What, you might reasonably ask, is this image? This is, after all, a blog about topics arenaceous, and folded paper ornaments would, while somewhat seasonal, hardly seem relevant. But a couple of explanations: first, ever since I was a kid I have loved those two-dimensional paper ornaments that magically unfold into three-dimensional glory (I still do). Second, this is a blog about all things sandy, but, with the forthcoming arrival of the new book, it is also becoming a blog about all things arid. And third, it will continue to be a blog about things I personally find compelling, stimulating, fascinating and provocative.
Having just embarked on a new year, I’m sure that I’m not alone in hoping, despite all the depressing evidence to the contrary, that 2015 will bring improvements, innovations and creative solutions that make genuine and sustainable changes to our world. Ideas, that’s what we need, creative ideas tested and put into practice. And in a world where we now see record numbers of refugees – tens of millions, plus the “internally displaced” - it’s an idea derived from folding paper, “honeycomb” ornaments and origami, that I would like to highlight here. For this is what the image at the head of this post is about:
Jordanian-Canadian architect and designer Abeer Seikaly won the Lexus (yes, the guys who make the cars) Design Award in 2013 for her collapsible woven refugee shelters. She is now living in Amman, Jordan, well-placed to witness displaced people and the traditional variations between nomadic and sheltered lives. As she writes in her design brief (please look at that link):
Human life throughout history has developed in alternating waves of migration and settlement. The movement of people across the earth led to the discovery of new territories as well as the creation of new communities among strangers forming towns, cities, and nations. Navigating this duality between exploration and settlement, movement and stillness is a fundamental essence of what it means to be human.
In the aftermath of global wars and natural disasters, the world has witnessed the displacement of millions of people across continents. Refugees seeking shelter from disasters carry from their homes what they can and resettle in unknown lands, often starting with nothing but a tent to call home. “Weaving a home” reexamines the traditional architectural concept of tent shelters by creating a technical, structural fabric that expands to enclose and contracts for mobility while providing the comforts of contemporary life (heat, running water, electricity, storage, etc.)
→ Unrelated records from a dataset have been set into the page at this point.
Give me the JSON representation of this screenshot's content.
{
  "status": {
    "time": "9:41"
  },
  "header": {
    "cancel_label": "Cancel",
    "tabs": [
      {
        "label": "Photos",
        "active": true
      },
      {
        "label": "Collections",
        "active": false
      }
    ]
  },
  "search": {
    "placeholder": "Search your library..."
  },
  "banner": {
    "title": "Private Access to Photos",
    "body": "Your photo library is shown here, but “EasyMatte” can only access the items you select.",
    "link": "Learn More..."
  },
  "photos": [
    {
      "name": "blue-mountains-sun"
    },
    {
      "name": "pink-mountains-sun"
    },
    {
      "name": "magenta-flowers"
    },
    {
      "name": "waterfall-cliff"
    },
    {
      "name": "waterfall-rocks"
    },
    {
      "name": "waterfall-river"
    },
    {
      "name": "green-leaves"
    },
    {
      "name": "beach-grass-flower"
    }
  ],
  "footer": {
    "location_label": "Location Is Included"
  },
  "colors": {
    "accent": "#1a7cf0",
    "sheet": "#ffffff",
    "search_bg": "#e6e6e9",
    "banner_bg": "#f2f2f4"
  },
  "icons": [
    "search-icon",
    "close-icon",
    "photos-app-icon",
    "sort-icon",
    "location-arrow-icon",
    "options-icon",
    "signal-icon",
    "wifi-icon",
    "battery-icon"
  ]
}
These are not only portable shelters that are elegant and distinctive, but they are designed to provide electricity and water. As described in this report:
The outer solar-powered skin absorbs solar energy that is then converted into usable electricity, while the inner skin provides pockets for storage – particularly at the lower half of the shelters. And a water storage tank on the top of the tent allows people to take quick showers. Water rises to the storage tank via a thermosiphoning system and a drainage system ensures that the tent is not flooded… Well ventilated and lit, the shelter opens up in the summer and huddles down during cold winters. But most importantly, it allows refugees to have some semblance of security, some semblance of home.